“We were experiencing constant packet loss,” explained the observability lead. “Developers could break the whole system by making some benign change that has some weird bug and it crashes the whole system.” There was an extreme noisy neighbor problem — any change made by developers could easily impact StatsD’s ability to monitor some other, seemingly unrelated application in an entirely unpredictable way.
It was so bad, he said, that when he first joined the company no one was actually paying attention to the metrics generated by StatsD, instead relying on work-arounds like counting log lines. When the team upgraded StatsD, they discovered that they had been losing metrics because of a bug in the system.
“We did the upgrade, and there was an instant change in the pattern,” the observability lead said. “That’s the bigger problem: The pattern changed. That means we had been flying blind for a long time.
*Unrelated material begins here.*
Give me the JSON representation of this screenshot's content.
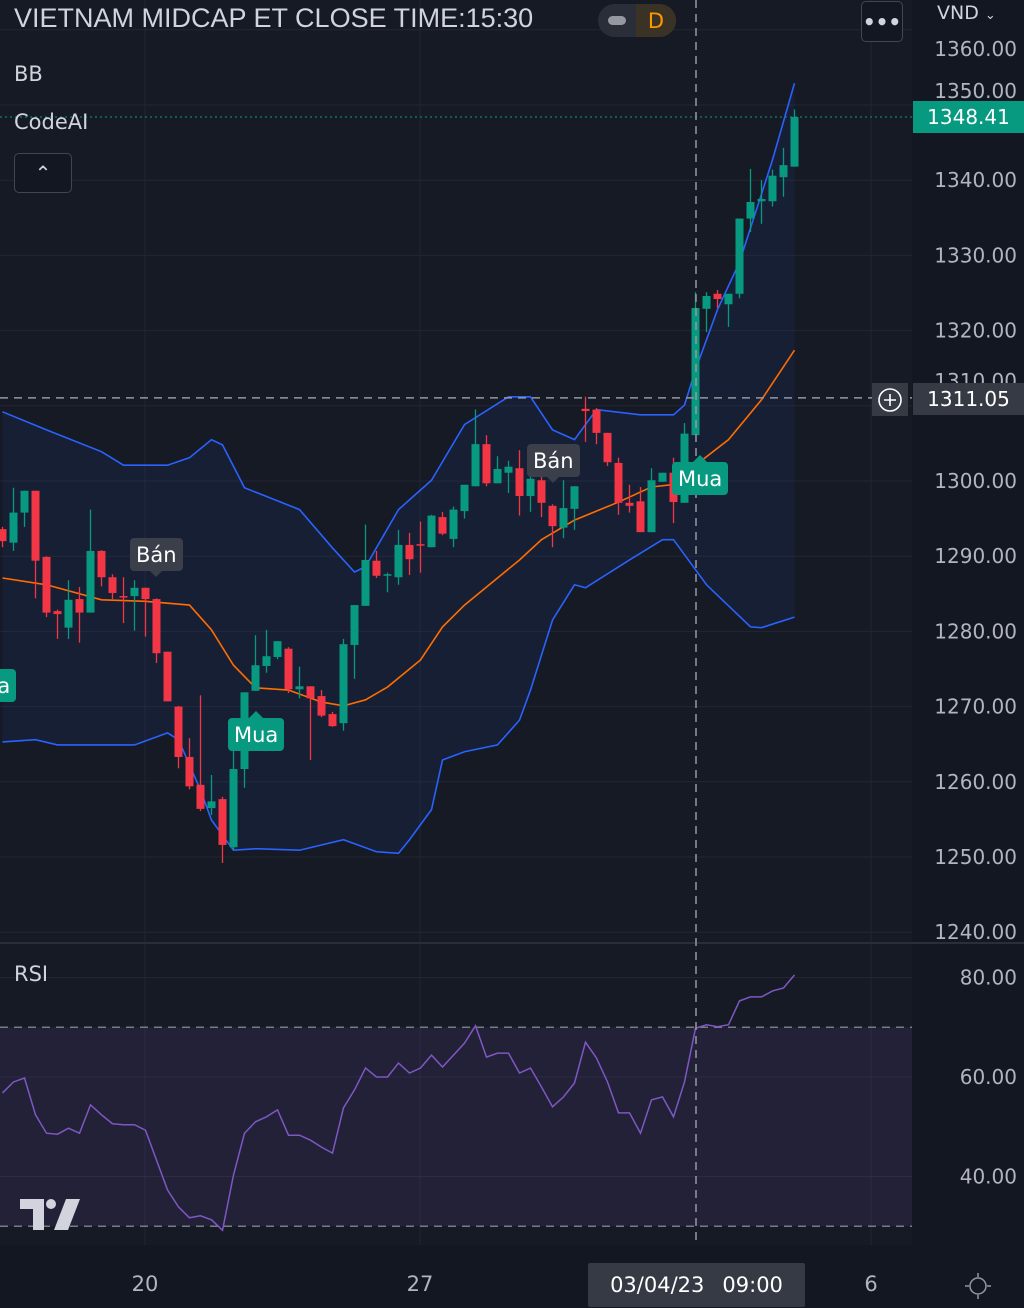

We had been seeing a zigzag, but then it became a flat line, which was more or less what we expected.” The team had been suspecting that something was off, but hadn’t found a way to verify it.
In general, DoorDash thinks of itself as being data driven. Everyone is crazy about numbers, from the CEO down to the newest engineer. Data is used to make better decisions about technology and about the business. If everyone loses observability, it means the entire company loses that competitive edge. Because software is a core part of DoorDash’s product, losing visibility into the application suite was simply not acceptable.